Ariakan requisitara uma casa no centro da cidade, próxima da do Senhor de Palanthas, que se encontrava sob prisão domiciliar. Ariakan poderia ter ocupado o palácio do suserano, mas o comandante dos Cavaleiros de Takhisis não tencionava permanecer por muito tempo em Palanthas. O seu lugar era na Torre do Sumo Sacerdócio, a partir da qual conduziria os seus exércitos à conquista de todo o território de Ansalon. Ficaria em Palanthas o tempo suficiente para formar um Governo provisório e sujeitar a cidade a um firme jugo.

Passava o dia sentado à sua mesa preferida, que fora colocada no meio do salão de jantar, no meio de papéis, a elaborar éditos e a redigir leis. Próximo dele, viam-se ajudantes e servos, prontos para realizarem de imediato as incumbências que ele lhes designasse.
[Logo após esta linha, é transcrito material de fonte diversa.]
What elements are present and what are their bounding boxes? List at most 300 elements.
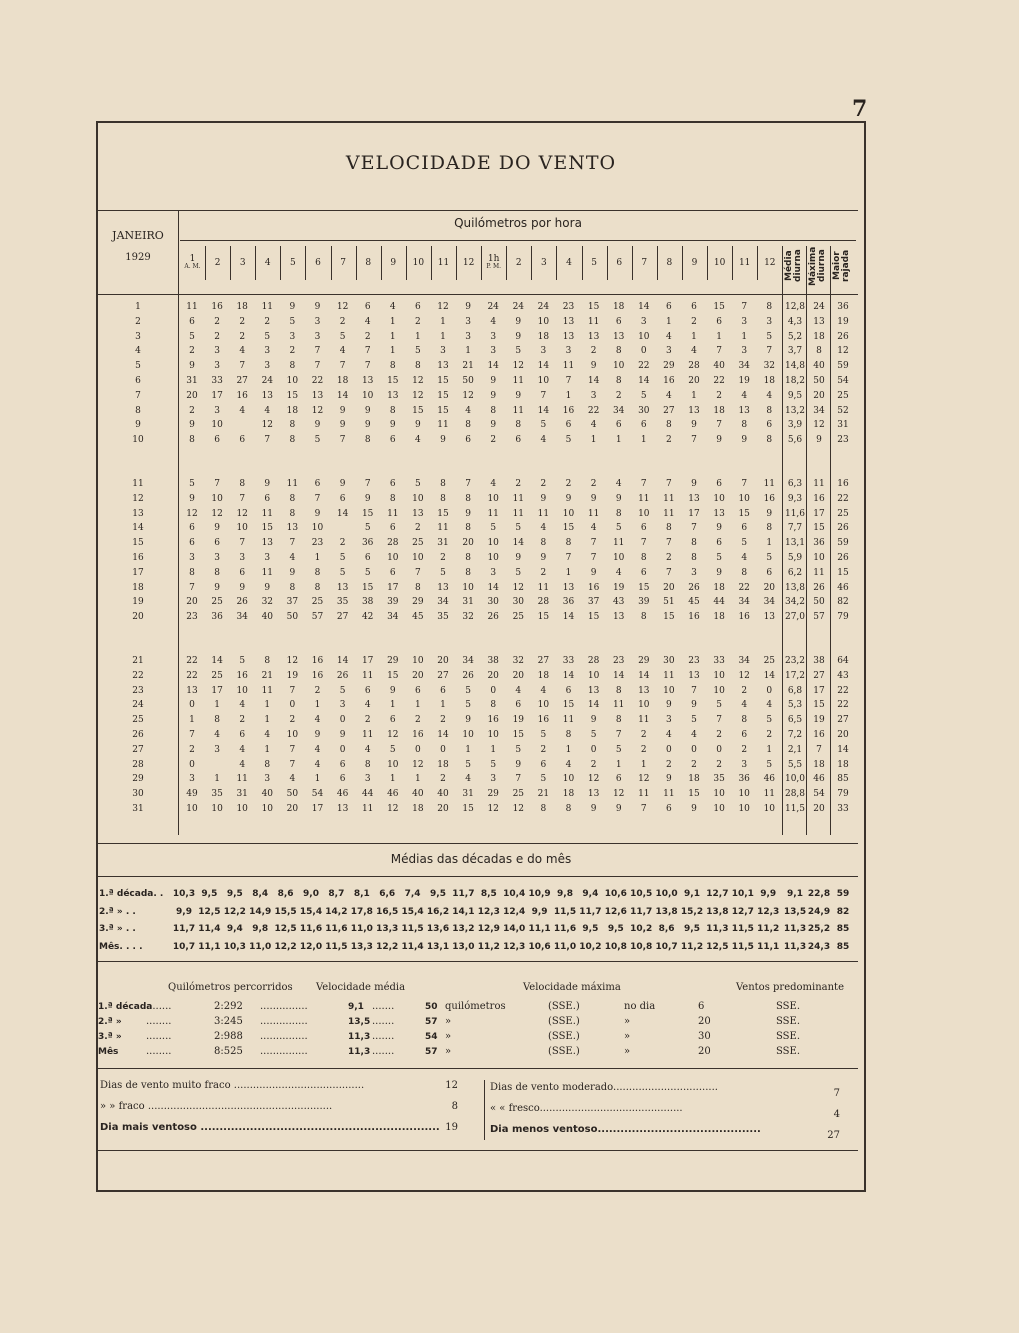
cell-value: 7 [691, 523, 697, 534]
cell-value: 14 [638, 670, 650, 681]
cell-value: 4 [465, 405, 471, 416]
cell-value: 23 [837, 435, 849, 446]
cell-value: 46 [813, 774, 825, 785]
cell-value: 1 [189, 715, 195, 726]
cell-value: 34 [612, 405, 625, 416]
page-number: 7 [852, 96, 868, 122]
cell-value: 19 [286, 670, 299, 681]
dia-label: » [624, 1031, 631, 1042]
cell-value: 7,7 [787, 523, 803, 534]
day-number: 4 [135, 346, 141, 357]
cell-value: 3 [640, 316, 647, 327]
cell-value: 20 [186, 597, 198, 608]
day-number: 7 [135, 390, 141, 401]
title-rule [98, 210, 858, 211]
cell-value: 6 [364, 685, 371, 696]
cell-value: 3 [214, 744, 220, 755]
cell-value: 7 [716, 420, 722, 431]
cell-value: 8 [389, 493, 396, 504]
cell-value: 1 [666, 316, 672, 327]
unit-label: » [445, 1046, 452, 1057]
cell-value: 5 [766, 759, 773, 770]
cell-value: 9 [666, 774, 672, 785]
page-title: VELOCIDADE DO VENTO [345, 152, 617, 174]
cell-value: 4 [289, 774, 296, 785]
cell-value: 26 [236, 597, 248, 608]
cell-value: 6 [766, 567, 773, 578]
cell-value: 15 [587, 302, 600, 312]
cell-value: 10 [663, 685, 675, 696]
cell-value: 5 [766, 331, 773, 342]
cell-value: 15 [261, 523, 274, 534]
cell-value: 4 [239, 405, 246, 416]
decade-value: 13,8 [655, 906, 678, 917]
cell-value: 6 [364, 553, 371, 563]
cell-value: 9 [264, 582, 271, 593]
max-value: 57 [425, 1017, 438, 1027]
cell-value: 7 [640, 479, 647, 489]
bottom-rule [98, 1150, 858, 1151]
cell-value: 6,2 [787, 567, 803, 578]
cell-value: 6 [716, 538, 722, 549]
cell-value: 1 [465, 346, 471, 357]
cell-value: 8 [314, 567, 321, 578]
cell-value: 7 [741, 479, 748, 489]
cell-value: 9 [189, 361, 195, 372]
cell-value: 15 [387, 376, 399, 386]
cell-value: 11 [638, 789, 650, 800]
cell-value: 1 [264, 744, 271, 755]
decade-value: 12,2 [223, 906, 246, 917]
summary-row [0, 999, 1019, 1015]
cell-value: 4 [565, 759, 572, 770]
hour-header [557, 246, 582, 280]
hour-header-label: 6 [315, 258, 321, 268]
cell-value: 5 [766, 715, 773, 726]
hour-header [205, 246, 230, 280]
cell-value: 10 [311, 523, 324, 534]
cell-value: 14 [487, 361, 499, 372]
cell-value: 6 [666, 804, 672, 814]
cell-value: 35 [211, 789, 223, 800]
cell-value: 7 [189, 582, 195, 593]
cell-value: 9 [214, 582, 220, 593]
cell-value: 3 [741, 346, 748, 357]
cell-value: 7 [364, 479, 371, 489]
cell-value: 27 [336, 612, 349, 623]
cell-value: 18 [713, 612, 725, 623]
cell-value: 5 [239, 656, 246, 666]
decade-value: 10,2 [630, 924, 653, 934]
cell-value: 3 [766, 316, 773, 327]
cell-value: 5 [314, 435, 321, 446]
cell-value: 1 [389, 700, 396, 711]
cell-value: 13 [713, 508, 725, 519]
cell-value: 3 [314, 331, 321, 342]
cell-value: 3 [440, 346, 446, 357]
decade-value: 9,5 [430, 889, 446, 899]
cell-value: 6 [339, 774, 346, 785]
hour-header [682, 246, 707, 280]
cell-value: 50 [286, 789, 299, 800]
decades-title: Médias das décadas e do mês [390, 852, 572, 866]
cell-value: 16 [738, 612, 750, 623]
cell-value: 6 [239, 567, 246, 578]
cell-value: 10 [537, 700, 550, 711]
cell-value: 20 [487, 670, 499, 681]
cell-value: 14 [638, 376, 650, 386]
cell-value: 26 [837, 553, 849, 563]
hour-header [356, 246, 381, 280]
decade-value: 9,5 [226, 889, 243, 899]
cell-value: 30 [638, 405, 650, 416]
cell-value: 2 [741, 744, 748, 755]
cell-value: 33 [837, 804, 849, 814]
cell-value: 4 [741, 553, 748, 563]
cell-value: 9 [339, 730, 346, 740]
cell-value: 9 [364, 493, 371, 504]
cell-value: 8 [289, 420, 296, 431]
cell-value: 1 [415, 774, 421, 785]
cell-value: 16 [311, 656, 324, 666]
cell-value: 10 [462, 730, 474, 740]
cell-value: 13 [562, 582, 575, 593]
cell-value: 9 [766, 508, 773, 519]
decade-value: 85 [836, 924, 850, 934]
cell-value: 8 [465, 420, 471, 431]
predominant-value: SSE. [776, 1046, 801, 1057]
cell-value: 11 [763, 479, 776, 489]
leader-dots: ........ [146, 1001, 172, 1012]
cell-value: 3 [189, 774, 195, 785]
table-row [0, 698, 1019, 712]
cell-value: 2 [691, 759, 697, 770]
cell-value: 7 [540, 390, 547, 401]
cell-value: 9 [239, 582, 246, 593]
hour-header-label: 7 [340, 258, 346, 268]
cell-value: 14,8 [784, 361, 806, 372]
cell-value: 10 [638, 508, 650, 519]
cell-value: 10 [211, 420, 223, 431]
footer-label: Dias de vento muito fraco ......................................... [100, 1080, 365, 1091]
cell-value: 9 [515, 390, 522, 401]
cell-value: 1 [440, 700, 446, 711]
day-number: 18 [132, 582, 144, 593]
decade-value: 8,5 [480, 889, 497, 899]
cell-value: 1 [640, 759, 647, 770]
cell-value: 25 [311, 597, 324, 608]
cell-value: 7 [615, 730, 622, 740]
cell-value: 1 [415, 700, 421, 711]
decade-value: 14,2 [325, 906, 348, 917]
cell-value: 29 [487, 789, 499, 800]
cell-value: 3 [214, 405, 220, 416]
cell-value: 10 [387, 553, 399, 563]
cell-value: 6 [339, 493, 346, 504]
cell-value: 3 [314, 316, 321, 327]
cell-value: 25 [512, 789, 525, 800]
cell-value: 26 [462, 670, 474, 681]
cell-value: 12 [211, 508, 223, 519]
cell-value: 2 [490, 435, 497, 446]
cell-value: 13 [286, 523, 299, 534]
cell-value: 9 [314, 508, 321, 519]
day-number: 31 [132, 804, 144, 814]
cell-value: 11 [261, 567, 274, 578]
cell-value: 15 [412, 405, 424, 416]
cell-value: 9 [691, 804, 697, 814]
cell-value: 13 [437, 582, 449, 593]
cell-value: 13 [261, 390, 274, 401]
day-number: 22 [132, 670, 144, 681]
cell-value: 5 [515, 346, 522, 357]
cell-value: 50 [286, 612, 299, 623]
decade-row [0, 887, 1019, 902]
decade-label: 1.ª década. . [99, 889, 164, 899]
cell-value: 7 [339, 435, 346, 446]
cell-value: 4 [415, 435, 421, 446]
cell-value: 4 [314, 715, 321, 726]
day-number: 16 [132, 553, 144, 563]
table-row [0, 300, 1019, 314]
day-number: 12 [132, 493, 144, 504]
cell-value: 17 [361, 656, 374, 666]
table-row [0, 551, 1019, 565]
cell-value: 0 [766, 685, 773, 696]
cell-value: 15 [638, 582, 650, 593]
decade-value: 59 [836, 889, 850, 899]
cell-value: 12 [261, 420, 274, 431]
cell-value: 5 [339, 567, 346, 578]
cell-value: 13 [412, 508, 424, 519]
table-row [0, 787, 1019, 801]
cell-value: 2 [766, 730, 773, 740]
cell-value: 8 [389, 361, 396, 372]
cell-value: 33 [562, 656, 575, 666]
cell-value: 7 [565, 376, 572, 386]
cell-value: 12 [336, 302, 349, 312]
cell-value: 7 [565, 553, 572, 563]
decade-value: 11,7 [630, 906, 653, 917]
dia-value: 20 [698, 1016, 711, 1027]
cell-value: 3 [339, 700, 346, 711]
cell-value: 9 [314, 730, 321, 740]
cell-value: 1 [415, 331, 421, 342]
decade-value: 9,9 [760, 889, 777, 899]
cell-value: 20 [663, 582, 675, 593]
decade-value: 15,2 [680, 906, 704, 917]
cell-value: 7,2 [787, 730, 803, 740]
cell-value: 20 [763, 582, 776, 593]
cell-value: 11 [361, 670, 374, 681]
cell-value: 5 [364, 523, 371, 534]
cell-value: 8 [691, 538, 697, 549]
day-number: 26 [132, 730, 144, 740]
cell-value: 59 [837, 538, 849, 549]
cell-value: 13 [587, 789, 600, 800]
cell-value: 10 [412, 656, 424, 666]
decade-value: 11,5 [401, 924, 424, 934]
cell-value: 38 [361, 597, 374, 608]
cell-value: 18 [813, 331, 825, 342]
cell-value: 5 [540, 420, 547, 431]
cell-value: 1 [490, 744, 497, 755]
day-number: 25 [132, 715, 144, 726]
cell-value: 4 [339, 346, 346, 357]
hour-header-label: 11 [437, 258, 450, 268]
cell-value: 9 [289, 567, 296, 578]
hour-header [707, 246, 732, 280]
cell-value: 1 [615, 435, 622, 446]
footer-label: Dia mais ventoso ............................................................... [100, 1122, 440, 1133]
cell-value: 32 [763, 361, 776, 372]
cell-value: 7 [289, 538, 296, 549]
cell-value: 50 [462, 376, 474, 386]
cell-value: 25 [512, 612, 525, 623]
cell-value: 6 [615, 420, 622, 431]
cell-value: 6 [239, 730, 246, 740]
cell-value: 8 [314, 582, 321, 593]
cell-value: 9 [590, 804, 597, 814]
cell-value: 1 [389, 346, 396, 357]
cell-value: 5 [565, 435, 572, 446]
cell-value: 8 [364, 435, 371, 446]
cell-value: 16 [688, 612, 700, 623]
cell-value: 6 [565, 420, 572, 431]
decade-value: 6,6 [379, 889, 396, 899]
hour-header [406, 246, 431, 280]
decade-value: 10,8 [630, 941, 653, 952]
table-row [0, 758, 1019, 772]
cell-value: 9 [691, 479, 697, 489]
hour-header-label: 8 [365, 258, 372, 268]
decade-value: 11,2 [757, 924, 780, 934]
decade-value: 11,0 [553, 941, 577, 952]
cell-value: 2 [415, 715, 421, 726]
cell-value: 20 [286, 804, 299, 814]
day-number: 27 [132, 744, 144, 755]
cell-value: 13 [587, 685, 600, 696]
cell-value: 1 [264, 700, 271, 711]
cell-value: 8 [540, 804, 547, 814]
decade-value: 8,4 [252, 889, 269, 899]
cell-value: 10 [487, 493, 499, 504]
cell-value: 5 [590, 730, 597, 740]
decade-label: 3.ª » . . [99, 924, 136, 934]
hour-header [757, 246, 782, 280]
table-row [0, 802, 1019, 816]
hour-header-label: 1 [189, 254, 196, 264]
cell-value: 13 [387, 390, 399, 401]
leader-dots: ....... [372, 1046, 395, 1057]
cell-value: 2 [540, 744, 547, 755]
cell-value: 3 [490, 774, 497, 785]
decade-value: 10,9 [528, 889, 551, 899]
cell-value: 4 [691, 346, 697, 357]
cell-value: 10 [261, 804, 274, 814]
cell-value: 14 [612, 670, 625, 681]
cell-value: 1 [590, 435, 597, 446]
leader-dots: ............... [260, 1001, 308, 1012]
cell-value: 12 [487, 804, 499, 814]
hour-header [381, 246, 406, 280]
cell-value: 14 [336, 508, 349, 519]
hour-header [230, 246, 255, 280]
hour-header [632, 246, 657, 280]
cell-value: 4 [540, 685, 547, 696]
decade-value: 9,4 [226, 924, 243, 934]
decade-value: 11,0 [249, 941, 272, 952]
decade-value: 12,6 [604, 906, 627, 917]
table-row [0, 477, 1019, 491]
cell-value: 0 [289, 700, 296, 711]
cell-value: 25 [763, 656, 776, 666]
cell-value: 4 [590, 523, 597, 534]
hour-header-label: 5 [591, 258, 597, 268]
decade-value: 10,8 [604, 941, 627, 952]
cell-value: 13 [437, 361, 449, 372]
cell-value: 6 [314, 479, 321, 489]
decade-value: 13,2 [452, 924, 475, 934]
cell-value: 6 [515, 435, 522, 446]
hour-header-label: 4 [566, 258, 572, 268]
cell-value: 34 [763, 597, 776, 608]
cell-value: 13 [186, 685, 198, 696]
cell-value: 44 [361, 789, 374, 800]
cell-value: 11 [813, 567, 825, 578]
leader-dots: ............... [260, 1046, 308, 1057]
cell-value: 7 [239, 493, 246, 504]
cell-value: 8 [640, 612, 647, 623]
cell-value: 1 [440, 331, 446, 342]
header-media: Velocidade média [316, 982, 406, 993]
decade-value: 16,5 [376, 906, 399, 917]
cell-value: 5 [515, 523, 522, 534]
cell-value: 4 [540, 523, 547, 534]
cell-value: 34 [813, 405, 825, 416]
cell-value: 8 [440, 493, 446, 504]
cell-value: 10 [537, 376, 550, 386]
cell-value: 13 [261, 538, 274, 549]
hour-header [255, 246, 280, 280]
cell-value: 0 [339, 744, 346, 755]
hour-header-label: 1h [487, 254, 500, 264]
predominant-value: SSE. [776, 1031, 801, 1042]
cell-value: 6 [264, 493, 271, 504]
cell-value: 11 [437, 420, 449, 431]
cell-value: 9 [490, 420, 497, 431]
cell-value: 15 [437, 508, 449, 519]
cell-value: 10 [612, 361, 625, 372]
cell-value: 7 [314, 346, 321, 357]
hour-header-label: 3 [239, 258, 246, 268]
cell-value: 9 [440, 435, 446, 446]
cell-value: 4 [515, 685, 522, 696]
cell-value: 7 [189, 730, 195, 740]
decade-value: 11,5 [731, 941, 754, 952]
decade-value: 15,4 [299, 906, 323, 917]
cell-value: 12 [738, 670, 750, 681]
cell-value: 36 [562, 597, 575, 608]
cell-value: 11 [587, 316, 600, 327]
pm-label: P. M. [486, 263, 502, 270]
cell-value: 4 [239, 346, 246, 357]
cell-value: 11,6 [784, 508, 806, 519]
dia-value: 6 [698, 1001, 705, 1012]
decade-value: 10,4 [503, 889, 526, 899]
cell-value: 10 [713, 670, 725, 681]
decade-value: 13,3 [376, 924, 399, 934]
Numa pequena antecâmara, ladeada por um cordão de cavaleiros, simpatizantes e pretendentes aguardavam as graças de Sua Senhoria.

Antes de se avistar com Sua Senhoria, Geoffrey Linchado foi obrigado a aguardar naquela sala inúmeras horas. Não se melindrou e aproveitou o tempo para aliviar o Sumo Sacerdote da Ordem de Chemosh do peso da sua bolsa.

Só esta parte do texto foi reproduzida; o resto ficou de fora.